Last week, Trump took sides in another Texas runoff in the competitive 23rd District along the Mexican border, where GOP Rep. Will Hurd is retiring. Trump endorsed Navy veteran Tony Gonzales, who is also backed by Hurd and other prominent Republicans, including House Minority Leader Kevin McCarthy. Gonzales is running against Air Force veteran Raul Reyes, who recently earned the endorsement of Texas GOP Sen. Ted Cruz.

And in Alabama, Trump endorsed former Auburn University football coach Tommy Tuberville shortly after he and Trump’s former attorney general, Jeff Sessions, secured runoff spots for the GOP Senate nomination in March. Trump has made clear his disdain for Sessions, who recused himself from the investigation into Russian interference in the 2016 election.

Sessions is seeking to retake the seat he held when he was the first senator to endorse Trump in 2016, and he has compared himself to the challengers who have recently defeated Trump-backed candidates.

“The challengers were stronger advocates of the Trump agenda than the incumbents, and the challengers won,” Sessions said at an event Monday, according to the Montgomery Advertiser.

But McIntosh said the Trump-backed candidates who lost can’t be compared to next week’s runoffs because those candidates were facing “heavily local concerns.”

Rallying the base

The president’s decision to endorse Tuberville did play into the Club for Growth’s decision to support the former football coach as well. Club for Growth Action and Club for Growth PAC have spent a combined $598,000 so far backing Tuberville.

The club also endorsed Jackson after supporting a different candidate in the primary. And it found that Trump’s endorsement did move voters in the 13th District. In mid-May, a club poll found that a third of likely GOP voters knew Trump had endorsed Jackson, and 36 percent of those surveyed backed Jackson while 47 percent backed Winegarner.

After the group ran an ad noting Trump’s endorsement, nearly 70 percent of the 400 likely GOP voters surveyed in mid-June were aware that the president was backing Jackson. Forty-nine percent supported Jackson, while 41 percent backed Winegarner.

Campaigns can see a fundraising bump when Trump tweets links to their candidate pages on WinRed, the GOP fundraising platform. All three of Trump’s preferred candidates outraised their runoff opponents in the pre-runoff fundraising period from April 1 through June 24.

But rallying Trump supporters is the main benefit of his endorsement, said Texas GOP consultant Matt Mackowiak, who is working with Gonzales.

“For people who may either not know anything about either candidate, or may know a little bit about both and have maybe not made up their mind, I think it can push people in one direction,” Mackowiak said.

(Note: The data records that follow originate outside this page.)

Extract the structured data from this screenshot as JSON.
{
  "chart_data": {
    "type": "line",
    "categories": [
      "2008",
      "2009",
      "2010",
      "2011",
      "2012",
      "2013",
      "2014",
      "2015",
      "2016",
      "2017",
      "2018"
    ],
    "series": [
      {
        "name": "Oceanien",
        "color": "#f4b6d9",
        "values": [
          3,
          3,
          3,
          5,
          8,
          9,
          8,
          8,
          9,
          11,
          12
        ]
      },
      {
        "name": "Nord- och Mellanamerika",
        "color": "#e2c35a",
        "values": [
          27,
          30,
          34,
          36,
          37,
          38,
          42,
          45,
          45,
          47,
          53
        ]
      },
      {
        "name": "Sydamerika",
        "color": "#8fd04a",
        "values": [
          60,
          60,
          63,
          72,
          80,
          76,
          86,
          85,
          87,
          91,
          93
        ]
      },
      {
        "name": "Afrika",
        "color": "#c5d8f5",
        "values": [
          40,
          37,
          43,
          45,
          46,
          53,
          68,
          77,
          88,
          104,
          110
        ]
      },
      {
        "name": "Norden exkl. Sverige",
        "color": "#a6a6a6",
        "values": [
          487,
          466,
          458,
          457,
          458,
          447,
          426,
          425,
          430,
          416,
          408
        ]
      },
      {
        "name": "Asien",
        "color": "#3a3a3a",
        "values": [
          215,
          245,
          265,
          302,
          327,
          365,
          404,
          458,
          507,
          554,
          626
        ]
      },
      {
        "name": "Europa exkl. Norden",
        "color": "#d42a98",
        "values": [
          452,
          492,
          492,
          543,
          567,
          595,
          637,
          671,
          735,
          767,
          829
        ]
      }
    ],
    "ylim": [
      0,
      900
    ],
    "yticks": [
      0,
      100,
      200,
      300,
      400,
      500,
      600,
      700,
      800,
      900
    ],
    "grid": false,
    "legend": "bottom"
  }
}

In a matter of days over the recent holiday weekend, Gonzales’ campaign turned around a TV ad highlighting the endorsement, launching it this week while early voting is underway.

Mackowiak said Trump’s endorsement can also help neutralize attacks from Reyes that tied Gonzales to Hurd, who has occasionally criticized the president. A spokesman for Reyes disagreed.

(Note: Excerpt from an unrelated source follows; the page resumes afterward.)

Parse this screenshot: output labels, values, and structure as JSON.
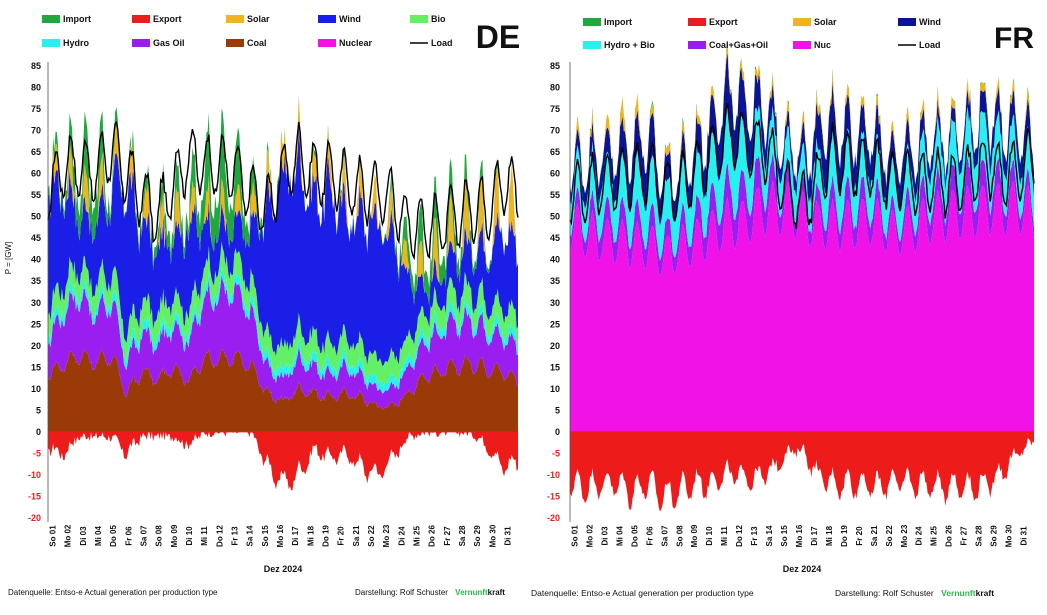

“People don’t just necessarily blindly follow because someone’s endorsed a candidate," spokesman Phil Ricks said. Reyes had originally been challenging Hurd in a primary before Hurd decided to retire.

If Trump’s preferred candidates win, that could pay off for the president, McIntosh noted.

“In the end, it will pay dividends when he’s got people there that know they got elected because of him and will help him pass his agenda next year,” McIntosh said.

That’s especially true in the Alabama Senate contest and in Texas’ 13th District, where the GOP nominees are favored to win in November. Inside Elections with Nathan L. Gonzales rates the Alabama race, where Democratic incumbent Doug Jones is seeking reelection, Lean Republican. The 13th District race is rated Solid Republican.

The eventual Republican nominee faces a much tougher race in Texas’ 23rd District. Being tied to the president in that district could hurt the GOP candidate, since Trump lost the seat by 3 points in 2016. Inside Elections rates the race Lean Democratic.

But to reach that general election, Republicans first have to get past the primary, where Trump’s backing can be crucial to winning over the party’s base of supporters.

“It’s the single most important endorsement you can have,” Mackowiak said.